I would have enjoyed Like Family a lot less if I didn't have the experience and knowledge I've been blessed to acquire through my education and time as a foster parent. Something that brings both the content and the tone of this work into focus is this: quite often, children with difficult circumstances in their early childhoods will develop attachment styles other than a secure, warm, close attachment to their primary caregiver. Some children will have a full-blown attachment disorder, but more often, children will develop either an ambivalent or avoidant attachment style.

There are a myriad of resources out there about attachment theory, but for the purposes of understanding McLain's narrative, ambivalent attachment usually develops in response to a primary caregiver who is sometimes emotionally available and caring, and other times is unwilling or unable to respond to their child with emotional connection. An ambivalent attachment style developed in infancy or early childhood carries on into later relationships, which often demonstrate characteristic push-pull behaviors. The child wants love and affection, but is unable to accept them when they are offered. As babies, they will cry, but refuse to be comforted. As they get older, they will reject or misinterpret demonstrations of affection.

McLain writes Hilde as a block of concrete, unyielding and unloving. Hilde was German, so she probably wasn't demonstratively affectionate, but she opened her home to three girls who needed help and kept them safe there for a decade. She may not have rocked them to sleep at night, but she cared for those girls. To my reading McLain is an unreliable narrator. Her attachment style deeply colors her experience of her foster families, so that she can't see Hilde as anything other than cold.

McLain herself admits being unable to ascribe motives to her foster parents. She can imagine some of them taking her and her sisters in for the money, and one foster father for worse reasons, but she can't imagine motivations beyond the purely selfish. Most of the foster families I know are involved with foster care because they want to help children from hard places. But McLain's attachment style is so deeply ambivalent that she can't admit warmth, love, or care as motivators for the people who raised her.

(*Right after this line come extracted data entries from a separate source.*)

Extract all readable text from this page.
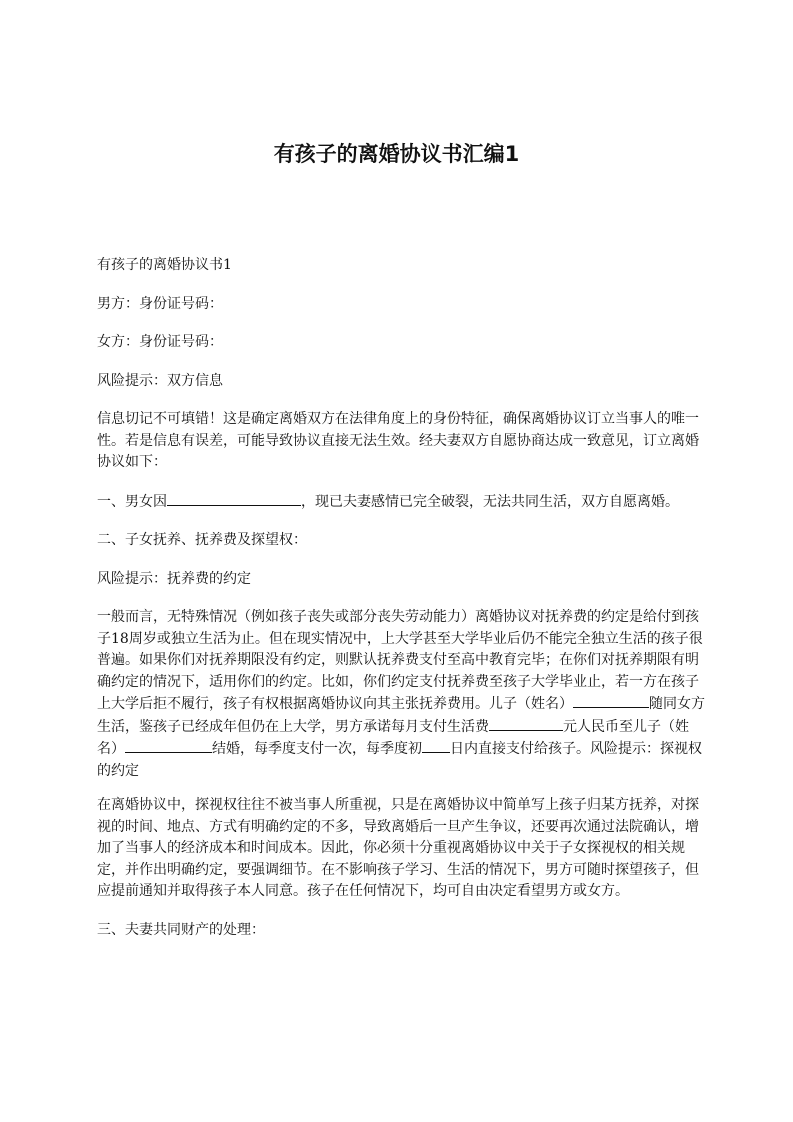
有孩子的离婚协议书汇编1

有孩子的离婚协议书1

男方：身份证号码：

女方：身份证号码：

风险提示：双方信息

信息切记不可填错！这是确定离婚双方在法律角度上的身份特征，确保离婚协议订立当事人的唯一性。若是信息有误差，可能导致协议直接无法生效。经夫妻双方自愿协商达成一致意见，订立离婚协议如下：

一、男女因	，现已夫妻感情已完全破裂，无法共同生活，双方自愿离婚。

二、子女抚养、抚养费及探望权：

风险提示：抚养费的约定

一般而言，无特殊情况（例如孩子丧失或部分丧失劳动能力）离婚协议对抚养费的约定是给付到孩子18周岁或独立生活为止。但在现实情况中，上大学甚至大学毕业后仍不能完全独立生活的孩子很普遍。如果你们对抚养期限没有约定，则默认抚养费支付至高中教育完毕；在你们对抚养期限有明确约定的情况下，适用你们的约定。比如，你们约定支付抚养费至孩子大学毕业止，若一方在孩子上大学后拒不履行，孩子有权根据离婚协议向其主张抚养费用。儿子（姓名）	随同女方生活，鉴孩子已经成年但仍在上大学，男方承诺每月支付生活费	元人民币至儿子（姓名）	结婚，每季度支付一次，每季度初 日内直接支付给孩子。风险提示：探视权的约定

在离婚协议中，探视权往往不被当事人所重视，只是在离婚协议中简单写上孩子归某方抚养，对探视的时间、地点、方式有明确约定的不多，导致离婚后一旦产生争议，还要再次通过法院确认，增加了当事人的经济成本和时间成本。因此，你必须十分重视离婚协议中关于子女探视权的相关规定，并作出明确约定，要强调细节。在不影响孩子学习、生活的情况下，男方可随时探望孩子，但应提前通知并取得孩子本人同意。孩子在任何情况下，均可自由决定看望男方或女方。

三、夫妻共同财产的处理：
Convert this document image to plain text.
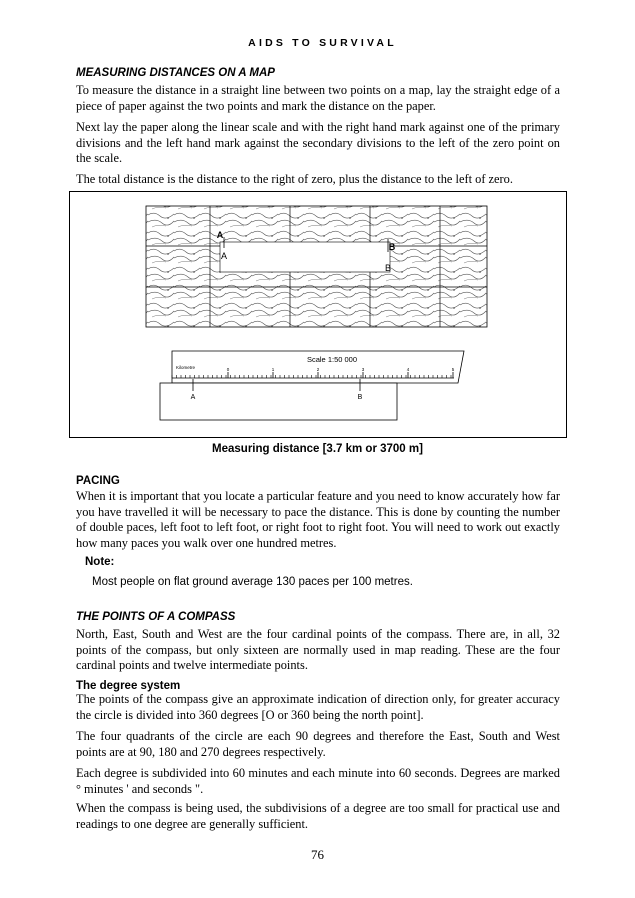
AIDS TO SURVIVAL
MEASURING DISTANCES ON A MAP

To measure the distance in a straight line between two points on a map, lay the straight edge of a piece of paper against the two points and mark the distance on the paper.

Next lay the paper along the linear scale and with the right hand mark against one of the primary divisions and the left hand mark against the secondary divisions to the left of the zero point on the scale.

The total distance is the distance to the right of zero, plus the distance to the left of zero.

A
A
B
B
Scale 1:50 000
Kilometre	0	1	2	3	4	5
A	B
Measuring distance [3.7 km or 3700 m]
PACING

When it is important that you locate a particular feature and you need to know accurately how far you have travelled it will be necessary to pace the distance. This is done by counting the number of double paces, left foot to left foot, or right foot to right foot. You will need to work out exactly how many paces you walk over one hundred metres.

Note:
Most people on flat ground average 130 paces per 100 metres.
THE POINTS OF A COMPASS

North, East, South and West are the four cardinal points of the compass. There are, in all, 32 points of the compass, but only sixteen are normally used in map reading. These are the four cardinal points and twelve intermediate points.

The degree system

The points of the compass give an approximate indication of direction only, for greater accuracy the circle is divided into 360 degrees [O or 360 being the north point].

The four quadrants of the circle are each 90 degrees and therefore the East, South and West points are at 90, 180 and 270 degrees respectively.

Each degree is subdivided into 60 minutes and each minute into 60 seconds. Degrees are marked ° minutes ' and seconds ".

When the compass is being used, the subdivisions of a degree are too small for practical use and readings to one degree are generally sufficient.

76
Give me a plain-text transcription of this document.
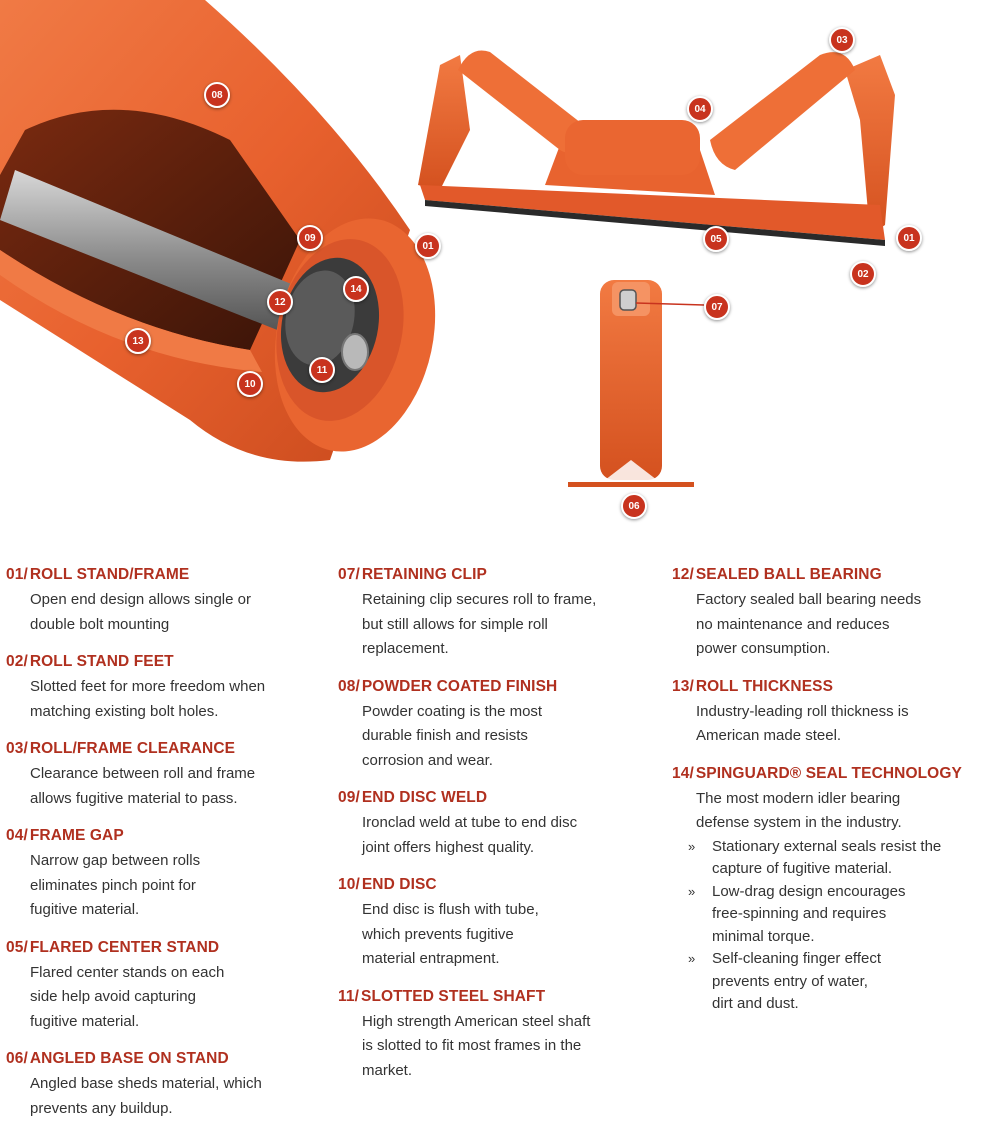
08
09
01
12
14
13
11
10
03
04
05	01
02
07
06
01/ ROLL STAND/FRAME

Open end design allows single or
double bolt mounting

02/ ROLL STAND FEET

Slotted feet for more freedom when
matching existing bolt holes.

03/ ROLL/FRAME CLEARANCE

Clearance between roll and frame
allows fugitive material to pass.

04/ FRAME GAP

Narrow gap between rolls
eliminates pinch point for
fugitive material.

05/ FLARED CENTER STAND

Flared center stands on each
side help avoid capturing
fugitive material.

06/ ANGLED BASE ON STAND

Angled base sheds material, which
prevents any buildup.

07/ RETAINING CLIP

Retaining clip secures roll to frame,
but still allows for simple roll
replacement.

08/ POWDER COATED FINISH

Powder coating is the most
durable finish and resists
corrosion and wear.

09/ END DISC WELD

Ironclad weld at tube to end disc
joint offers highest quality.

10/ END DISC

End disc is flush with tube,
which prevents fugitive
material entrapment.

11/ SLOTTED STEEL SHAFT

High strength American steel shaft
is slotted to fit most frames in the
market.

12/ SEALED BALL BEARING

Factory sealed ball bearing needs
no maintenance and reduces
power consumption.

13/ ROLL THICKNESS

Industry-leading roll thickness is
American made steel.

14/ SPINGUARD® SEAL TECHNOLOGY

The most modern idler bearing
defense system in the industry.

» Stationary external seals resist the
capture of fugitive material.
» Low-drag design encourages
free-spinning and requires
minimal torque.
» Self-cleaning finger effect
prevents entry of water,
dirt and dust.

Later in their lives, adults with ambivalent attachment stay emotionally enmeshed with their attachment figures. They feel preoccupied with those relationships, experience ongoing senses of anger and ambivalence, and tell vivid stories to reinforce their perspectives.

I found Like Family to be a fascinating look at McLain's thought processes. I would hope that she develops more insight going forward, but reading her current perspective gave me a clear look at how ambivalent attachment can shape the outlook of a young person in care.